Сински показала ему на компьютер:
– Активируйте браузер. Я вам покажу.
Шеф с неуверенным видом подошел к компьютеру и вывел на экран поисковик.
– Поищите ФМ-2030, – сказала Сински, усаживаясь за ним.
Шеф напечатал: ФМ-2030, и появились тысячи веб-страниц.
– Щелкните по любой, – распорядилась Сински.
Шеф щелкнул по верхней, и возникла страница Википедии с фотографией красивого иранца Ферейдуна М. Эсфандиари, которого автор статьи охарактеризовал как писателя, философа, футуролога и основоположника движения трансгуманистов. Родившийся в 1930 году, он, по словам автора, сделал философию трансгуманистов достоянием широкой публики и прозорливо предсказал экстракорпоральное оплодотворение, генную инженерию и глобализацию.
Согласно Википедии, самое смелое утверждение Эсфандиари состояло в том, что новые технологии позволят ему дожить до редкого в его поколении столетнего возраста. Свою веру в технологии будущего Ферейдун М. Эсфандиари продемонстрировал тем, что изменил свое имя на ФМ-2030, взяв первые два инициала и добавив к ним год, в котором ему должно было исполниться сто лет. Увы, он не достиг своей цели, скончавшись в семьдесят от рака поджелудочной железы, но в память о ФМ-2030 ярые трансгуманисты и сегодня присваивают себе кодовые имена по такому же образцу.
Дочитав, шеф встал, подошел к окну и довольно долго с ничего не выражающим лицом смотрел на море.
– Значит, – прошептал он наконец, словно думая вслух, – любовь между Бертраном Зобристом и ФС-2080 возникла на почве… трансгуманизма.
– Несомненно, – подтвердила Сински. – К сожалению, мне неизвестно, кто стоит за шифром ФС-2080, но…
– Вот мы и подошли к сути, – перебил ее шеф, по-прежнему глядя в морскую даль. – Мне это известно.
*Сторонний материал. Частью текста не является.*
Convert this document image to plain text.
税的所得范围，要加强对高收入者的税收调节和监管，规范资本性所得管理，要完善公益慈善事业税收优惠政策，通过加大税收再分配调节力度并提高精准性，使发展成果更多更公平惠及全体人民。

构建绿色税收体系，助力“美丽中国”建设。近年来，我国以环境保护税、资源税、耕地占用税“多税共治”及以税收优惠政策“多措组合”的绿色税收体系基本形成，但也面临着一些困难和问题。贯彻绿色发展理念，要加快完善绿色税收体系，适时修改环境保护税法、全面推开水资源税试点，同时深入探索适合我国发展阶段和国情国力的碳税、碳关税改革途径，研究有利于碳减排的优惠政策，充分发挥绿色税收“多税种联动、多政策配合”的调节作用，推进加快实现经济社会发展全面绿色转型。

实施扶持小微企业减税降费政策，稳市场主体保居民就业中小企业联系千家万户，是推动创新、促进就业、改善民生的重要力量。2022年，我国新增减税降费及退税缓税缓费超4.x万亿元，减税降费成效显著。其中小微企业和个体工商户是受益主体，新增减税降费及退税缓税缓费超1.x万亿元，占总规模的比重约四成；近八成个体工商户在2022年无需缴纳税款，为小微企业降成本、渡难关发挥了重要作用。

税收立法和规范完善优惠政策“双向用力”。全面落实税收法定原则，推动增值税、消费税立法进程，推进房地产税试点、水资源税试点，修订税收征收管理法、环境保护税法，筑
Я доподлинно знаю, кто за ним стоит.
Глава 74
Здесь кажется и воздух золотым.
Роберту Лэнгдону доводилось бывать во многих величественных соборах, но атмосфера Chiesa d’Oro – «Золотой церкви», как называли собор Сан-Марко, – всегда казалась ему неповторимой. Столетиями бытовало мнение, что, просто подышав этим воздухом, человек становится богаче. В эти слова вкладывали не только метафорический, но и прямой смысл.